Entropic Entanglement: Information Prison Break

TL;DR

This paper proposes a modification to local quantum field theory near black hole horizons that allows quantum information to escape via Hawking radiation while maintaining unitarity, and explores implications for black hole thermodynamics.

Contribution

It introduces a smooth, localized modification to LQFT at the horizon that enables information leakage and unitarity restoration without affecting infalling observers.

Findings

Quantum information can escape black holes through modified Hawking radiation.

Unitarity of black hole evolution can be restored with minimal impact on infalling observers.
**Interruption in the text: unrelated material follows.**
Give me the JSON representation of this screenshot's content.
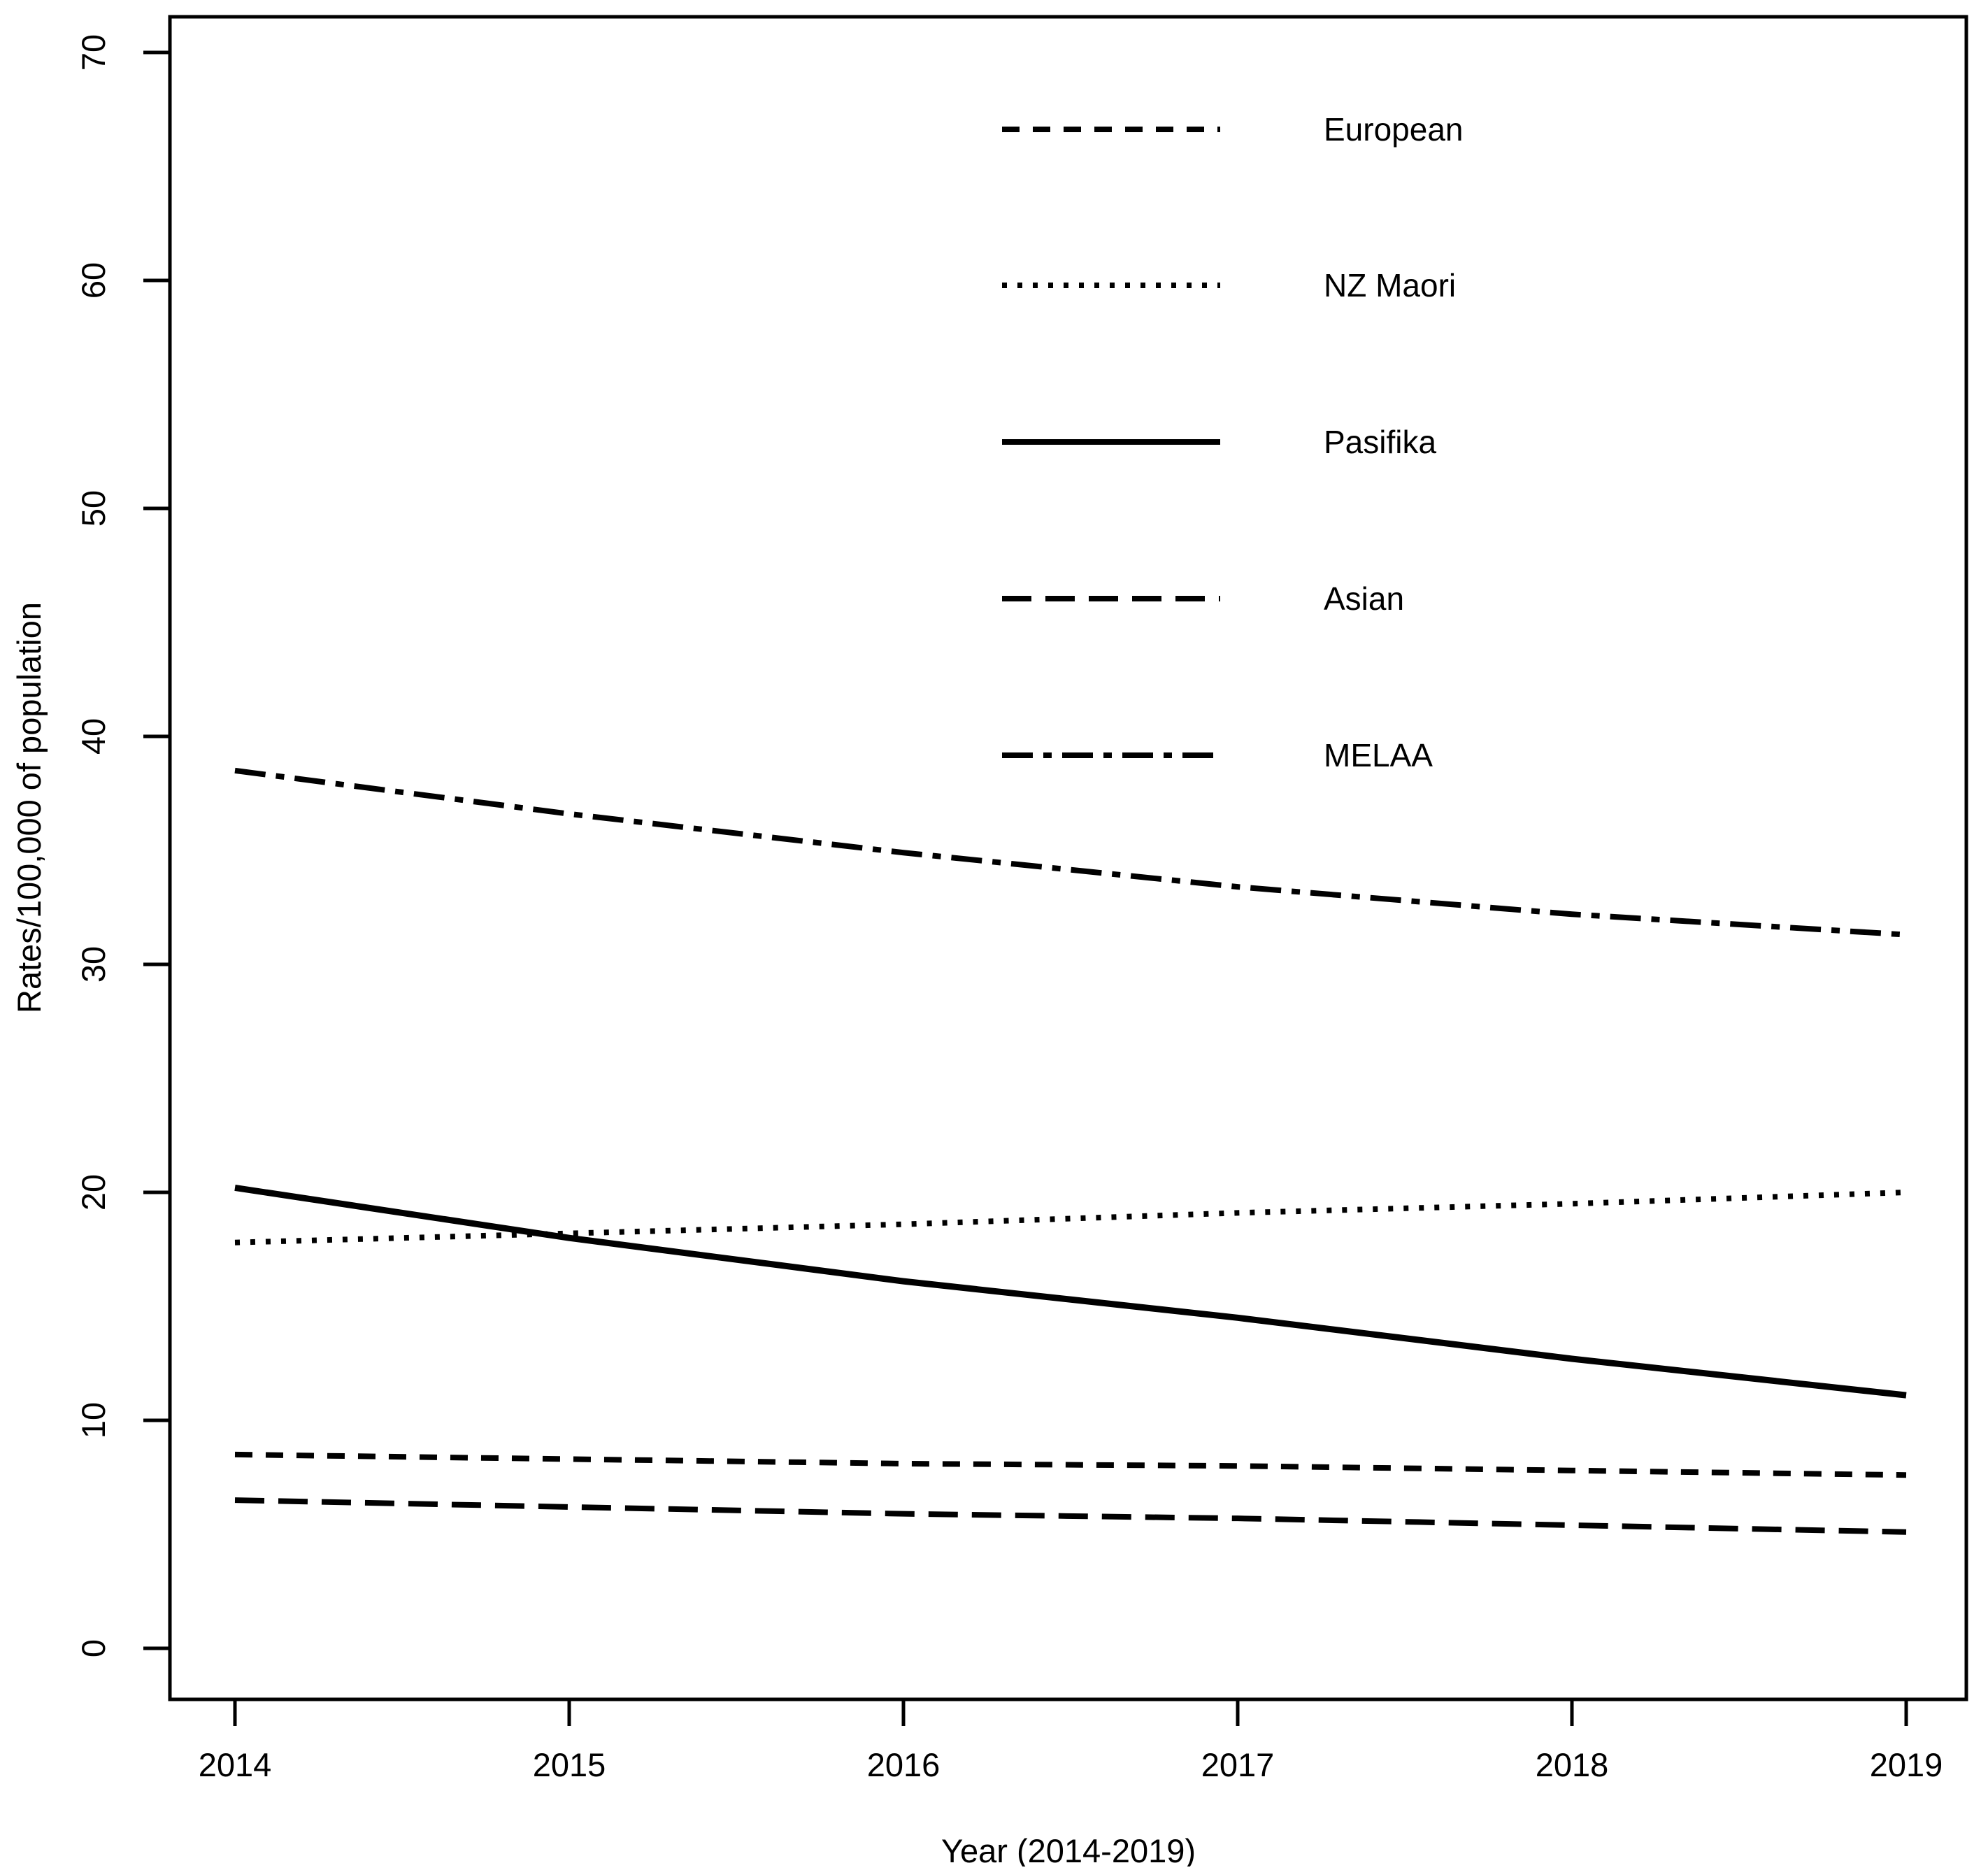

Black hole thermodynamics may be interpreted through entanglement entropy, leading to nonsingular horizon behavior.

Abstract

We argue certain nonviolent local quantum field theory (LQFT) modification considered at the global horizon ($r=2M$) of a static spherically-symmetric black hole can lead to adiabatic leakage of quantum information in the form of Hawking particles. The source of the modification is (i) smooth at $r=2M$ and (ii) rapidly vanishing at $r\gg2M$. Furthermore, we restore the unitary evolution by introducing extra quanta which departs slightly from the generic Hawking emission without changing the experience of an infalling observer (no drama). Also, we suggest that a possible interpretation of the Bekenstein-Hawking bound as entanglement entropy may yield a nonsingular dynamical horizon behavior described by black hole thermodynamics. Hence by treating gravity as a field theory, and considering its coupling to the matter fields in the Minkowski vacuum, we derive the conjectured fluctuations of the background geometry of a black hole.